Un renouveau des relations diplomatiques entre l'Iran et l'Arabie Saoudite
- Énora Gosselin
- 13 mars 2023
- 3 min de lecture
L’Iran et l’Arabie Saoudite, les deux grands rivaux du Moyen-Orient, pourraient avoir retrouvé un lien diplomatique, ce vendredi 10 mars lors d’une rencontre organisée en Chine. Un espoir apparait donc : celui d’enfin voir les nombreuses tensions découlant de leur relation tumultueuse s’amoindrir et celui de retrouver une certaine unité parmi les pays du Golfe.

(de gauche à droite) Le ministre iranien des Affaires étrangères Hossein Amirabdollahian, son homologue chinois Qin Gang et le prince saoudien Faisal bin Farhan Al Saud
Des tensions persistantes qui influencent le Moyen-Orient
Les deux nations avaient rompu toute relation diplomatique en 2016, après l’assassinat du religieux chiite Nimr Al-Nimr et les émeutes qui en avaient découlé. Leur différend religieux – Riyad est sunnite tandis que Téhéran est chiite – exerce une tension croissante dans la zone. L’Iran cherche à étendre son influence en soutenant les gouvernements du Moyen-Orient avec qui il partage des intérêts religieux, ce qui est grandement redouté par l’Arabie Saoudite qui tente de faire de même avec les groupes sunnites en Syrie ou à travers son implication au sein de la guerre au Yémen.

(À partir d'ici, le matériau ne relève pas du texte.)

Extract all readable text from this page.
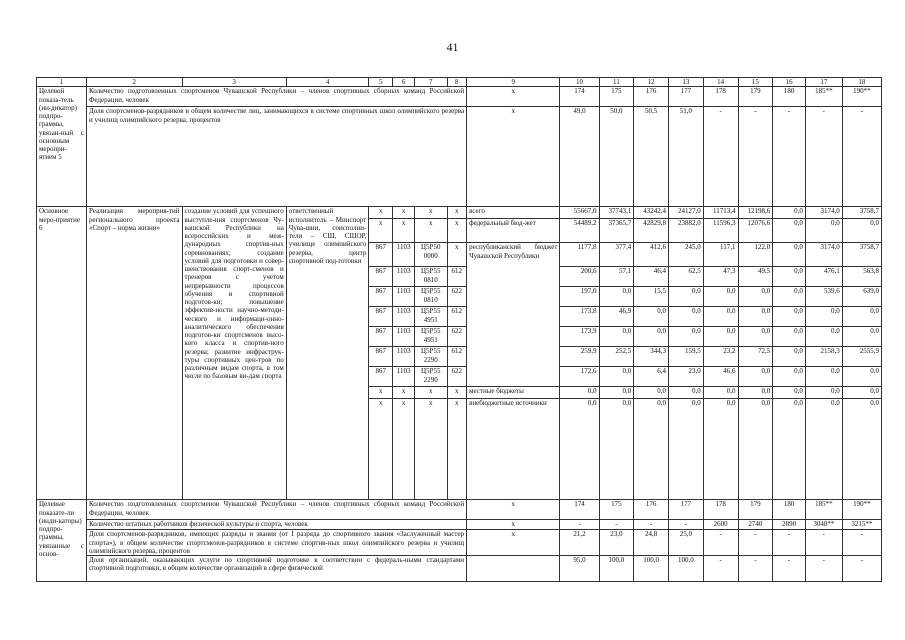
41
1	2	3	4	5	6	7	8	9	10	11	12	13	14	15	16	17	18
Целевой показа-тель (ин-дикатор) подпро-граммы, увязан-ный с основным меропри-ятием 5	Количество подготовленных спортсменов Чувашской Республики – членов спортивных сборных команд Российской Федерации, человек							x	174	175	176	177	178	179	180	185**	190**
	Доля спортсменов-разрядников в общем количестве лиц, занимающихся в системе спортивных школ олимпийского резерва и училищ олимпийского резерва, процентов							x	49,0	50,0	50,5	51,0	-	-	-	-	-
Основное меро-приятие 6	Реализация мероприя-тий регионального проекта «Спорт – норма жизни»	создание условий для успешного выступле-ния спортсменов Чу-вашской Республики на всероссийских и меж-дународных спортив-ных соревнованиях; создание условий для подготовки и совер-шенствования спорт-сменов и тренеров с учетом непрерывности процессов обучения и спортивной подготов-ки; повышение эффектив-ности научно-методи-ческого и информаци-онно-аналитического обеспечения подготов-ки спортсменов высо-кого класса и спортив-ного резерва; развитие инфраструк-туры спортивных цен-тров по различным видам спорта, в том числе по базовым ви-дам спорта	ответственный исполнитель – Минспорт Чува-шии, соисполни-тели – СШ, СШОР, училище олимпийского резерва, центр спортивной под-готовки	x	x	x	x	всего	55667,0	37743,1	43242,4	24127,0	11713,4	12198,6	0,0	3174,0	3758,7
				x	x	x	x	федеральный бюд-жет	54489,2	37365,7	42829,8	23882,0	11596,3	12076,6	0,0	0,0	0,0
				867	1103	Ц5Р50 0000	x	республиканский бюджет Чувашской Республики	1177,8	377,4	412,6	245,0	117,1	122,0	0,0	3174,0	3758,7
				867	1103	Ц5Р55 0810	612		200,6	57,1	46,4	62,5	47,3	49,5	0,0	476,1	563,8
				867	1103	Ц5Р55 0810	622		197,0	0,0	15,5	0,0	0,0	0,0	0,0	539,6	639,0
				867	1103	Ц5Р55 4951	612		173,8	46,9	0,0	0,0	0,0	0,0	0,0	0,0	0,0
				867	1103	Ц5Р55 4951	622		173,9	0,0	0,0	0,0	0,0	0,0	0,0	0,0	0,0
				867	1103	Ц5Р55 2290	612		259,9	252,5	344,3	159,5	23,2	72,5	0,0	2158,3	2555,9
				867	1103	Ц5Р55 2290	622		172,6	0,0	6,4	23,0	46,6	0,0	0,0	0,0	0,0
				x	x	x	x	местные бюджеты	0,0	0,0	0,0	0,0	0,0	0,0	0,0	0,0	0,0
				x	x	x	x	внебюджетные источники	0,0	0,0	0,0	0,0	0,0	0,0	0,0	0,0	0,0
Целевые показате-ли (инди-каторы) подпро-граммы, увязанные с основ-	Количество подготовленных спортсменов Чувашской Республики – членов спортивных сборных команд Российской Федерации, человек							x	174	175	176	177	178	179	180	185**	190**
	Количество штатных работников физической культуры и спорта, человек							x	-	-	-	-	2600	2740	2890	3048**	3215**
	Доля спортсменов-разрядников, имеющих разряды и звания (от I разряда до спортивного звания «Заслуженный мастер спорта»), в общем количестве спортсменов-разрядников в системе спортив-ных школ олимпийского резерва и училищ олимпийского резерва, процентов							x	21,2	23,0	24,8	25,0	-	-	-	-	-
	Доля организаций, оказывающих услуги по спортивной подготовке в соответствии с федераль-ными стандартами спортивной подготовки, в общем количестве организаций в сфере физической								95,0	100,0	100,0	100,0	-	-	-	-	-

Durant les dernières décennies, le rôle stratégique du détroit d’Ormuz n’a eu de cesse d’attiser ces tensions. Son contrôle représente un atout majeur car une partie non négligeable des échanges commerciaux y a lieu : 1/3 du trafic pétrolier maritime et 1/5 du gaz naturel liquéfié y circulent. Les deux rivaux et leurs alliés respectifs se partagent les côtes bordant le détroit. La région est de fait propice aux conflits, aussi bien directs qu’indirects, et laisse place à de nombreuses menaces de « guérillas navales ».
A quoi faut-il s’attendre après ce nouvel accord ?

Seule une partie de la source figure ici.